An unexpected harvest

Posted in Uncategorized at 11:53 am by martha1955

I spent a whole day tending to my garden beds, which are scattered around — I have eggplant, tomatoes, sweet potatoes and herbs in the west end, a small personal plot in the community garden at the Humphrey Calder Community Center, and a couple of much bigger beds on southside, where I garden with Patricia Stansbury of Epic Gardens.

I thought I’d be picking some green beans on southside today, and some beets, but was surprised to find that my first bed of beans hadn’t produced much since the last time I was there.  They are slowing down, and I need to decide when to pull them up and put in something else. I already have the next bed of beans planted and it has just come up, replacing the peas and lettuce I grew in the spring. (I also have a small bed at the HCCC that produced enough for a couple of servings).

But much to my surprise, there were quite a few new potatoes in a small bed I had given up on. They’ll be popular with the family. And I wandered out into the tall weeds under the power lines and found a couple quarts of blackberries. Shared some with Patricia and brought the others home to make a cobbler and eat raw. I’m a big, big fan of wild blackberries.

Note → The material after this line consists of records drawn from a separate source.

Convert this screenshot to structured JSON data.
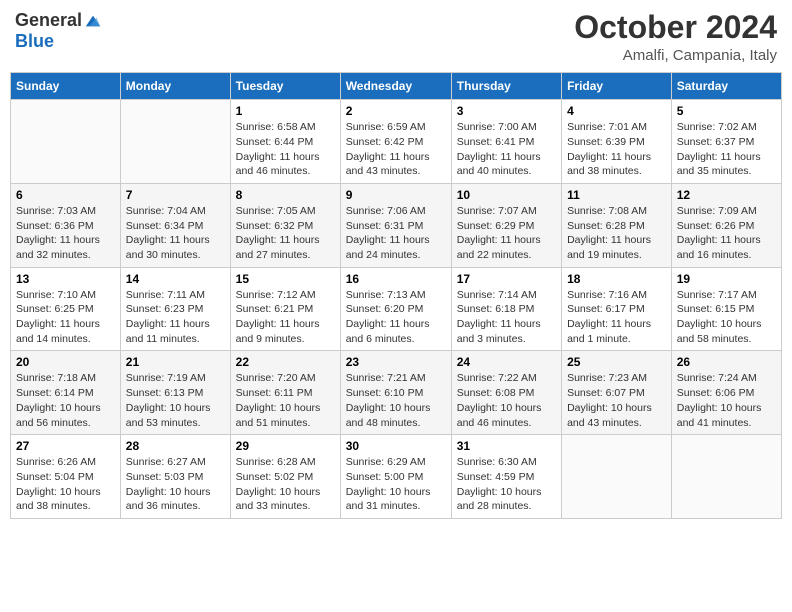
{
  "logo": {
    "general": "General",
    "blue": "Blue"
  },
  "header": {
    "title": "October 2024",
    "subtitle": "Amalfi, Campania, Italy"
  },
  "days_of_week": [
    "Sunday",
    "Monday",
    "Tuesday",
    "Wednesday",
    "Thursday",
    "Friday",
    "Saturday"
  ],
  "weeks": [
    [
      {
        "day": "",
        "info": ""
      },
      {
        "day": "",
        "info": ""
      },
      {
        "day": "1",
        "info": "Sunrise: 6:58 AM\nSunset: 6:44 PM\nDaylight: 11 hours and 46 minutes."
      },
      {
        "day": "2",
        "info": "Sunrise: 6:59 AM\nSunset: 6:42 PM\nDaylight: 11 hours and 43 minutes."
      },
      {
        "day": "3",
        "info": "Sunrise: 7:00 AM\nSunset: 6:41 PM\nDaylight: 11 hours and 40 minutes."
      },
      {
        "day": "4",
        "info": "Sunrise: 7:01 AM\nSunset: 6:39 PM\nDaylight: 11 hours and 38 minutes."
      },
      {
        "day": "5",
        "info": "Sunrise: 7:02 AM\nSunset: 6:37 PM\nDaylight: 11 hours and 35 minutes."
      }
    ],
    [
      {
        "day": "6",
        "info": "Sunrise: 7:03 AM\nSunset: 6:36 PM\nDaylight: 11 hours and 32 minutes."
      },
      {
        "day": "7",
        "info": "Sunrise: 7:04 AM\nSunset: 6:34 PM\nDaylight: 11 hours and 30 minutes."
      },
      {
        "day": "8",
        "info": "Sunrise: 7:05 AM\nSunset: 6:32 PM\nDaylight: 11 hours and 27 minutes."
      },
      {
        "day": "9",
        "info": "Sunrise: 7:06 AM\nSunset: 6:31 PM\nDaylight: 11 hours and 24 minutes."
      },
      {
        "day": "10",
        "info": "Sunrise: 7:07 AM\nSunset: 6:29 PM\nDaylight: 11 hours and 22 minutes."
      },
      {
        "day": "11",
        "info": "Sunrise: 7:08 AM\nSunset: 6:28 PM\nDaylight: 11 hours and 19 minutes."
      },
      {
        "day": "12",
        "info": "Sunrise: 7:09 AM\nSunset: 6:26 PM\nDaylight: 11 hours and 16 minutes."
      }
    ],
    [
      {
        "day": "13",
        "info": "Sunrise: 7:10 AM\nSunset: 6:25 PM\nDaylight: 11 hours and 14 minutes."
      },
      {
        "day": "14",
        "info": "Sunrise: 7:11 AM\nSunset: 6:23 PM\nDaylight: 11 hours and 11 minutes."
      },
      {
        "day": "15",
        "info": "Sunrise: 7:12 AM\nSunset: 6:21 PM\nDaylight: 11 hours and 9 minutes."
      },
      {
        "day": "16",
        "info": "Sunrise: 7:13 AM\nSunset: 6:20 PM\nDaylight: 11 hours and 6 minutes."
      },
      {
        "day": "17",
        "info": "Sunrise: 7:14 AM\nSunset: 6:18 PM\nDaylight: 11 hours and 3 minutes."
      },
      {
        "day": "18",
        "info": "Sunrise: 7:16 AM\nSunset: 6:17 PM\nDaylight: 11 hours and 1 minute."
      },
      {
        "day": "19",
        "info": "Sunrise: 7:17 AM\nSunset: 6:15 PM\nDaylight: 10 hours and 58 minutes."
      }
    ],
    [
      {
        "day": "20",
        "info": "Sunrise: 7:18 AM\nSunset: 6:14 PM\nDaylight: 10 hours and 56 minutes."
      },
      {
        "day": "21",
        "info": "Sunrise: 7:19 AM\nSunset: 6:13 PM\nDaylight: 10 hours and 53 minutes."
      },
      {
        "day": "22",
        "info": "Sunrise: 7:20 AM\nSunset: 6:11 PM\nDaylight: 10 hours and 51 minutes."
      },
      {
        "day": "23",
        "info": "Sunrise: 7:21 AM\nSunset: 6:10 PM\nDaylight: 10 hours and 48 minutes."
      },
      {
        "day": "24",
        "info": "Sunrise: 7:22 AM\nSunset: 6:08 PM\nDaylight: 10 hours and 46 minutes."
      },
      {
        "day": "25",
        "info": "Sunrise: 7:23 AM\nSunset: 6:07 PM\nDaylight: 10 hours and 43 minutes."
      },
      {
        "day": "26",
        "info": "Sunrise: 7:24 AM\nSunset: 6:06 PM\nDaylight: 10 hours and 41 minutes."
      }
    ],
    [
      {
        "day": "27",
        "info": "Sunrise: 6:26 AM\nSunset: 5:04 PM\nDaylight: 10 hours and 38 minutes."
      },
      {
        "day": "28",
        "info": "Sunrise: 6:27 AM\nSunset: 5:03 PM\nDaylight: 10 hours and 36 minutes."
      },
      {
        "day": "29",
        "info": "Sunrise: 6:28 AM\nSunset: 5:02 PM\nDaylight: 10 hours and 33 minutes."
      },
      {
        "day": "30",
        "info": "Sunrise: 6:29 AM\nSunset: 5:00 PM\nDaylight: 10 hours and 31 minutes."
      },
      {
        "day": "31",
        "info": "Sunrise: 6:30 AM\nSunset: 4:59 PM\nDaylight: 10 hours and 28 minutes."
      },
      {
        "day": "",
        "info": ""
      },
      {
        "day": "",
        "info": ""
      }
    ]
  ]
}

I also came home with a modest amount of arugula, picked from the now-stalky plants that are well into the task of making seed pods. There were a half-dozen small plum tomatoes, as well. I decided to give the beets and carrots one last thinning, and brought home several big handfuls. The golden beets and the danvers carrots, roasted together and dressed with a vinaigrette, are good with raw arugula and a little feta cheese.

For the first time this season, I used a little liquid fish-and-seafood fertilizer (2-3-1) to give the beets, chard, and eggplant a boost, and also gave a good shot to the volunteer potato leaf tomato that I picked out of the compost. It might be a Brandywine. We’ll see.

I’m holding off on picking the eggplant, so as to have some for the Byrd House Market on Tuesday.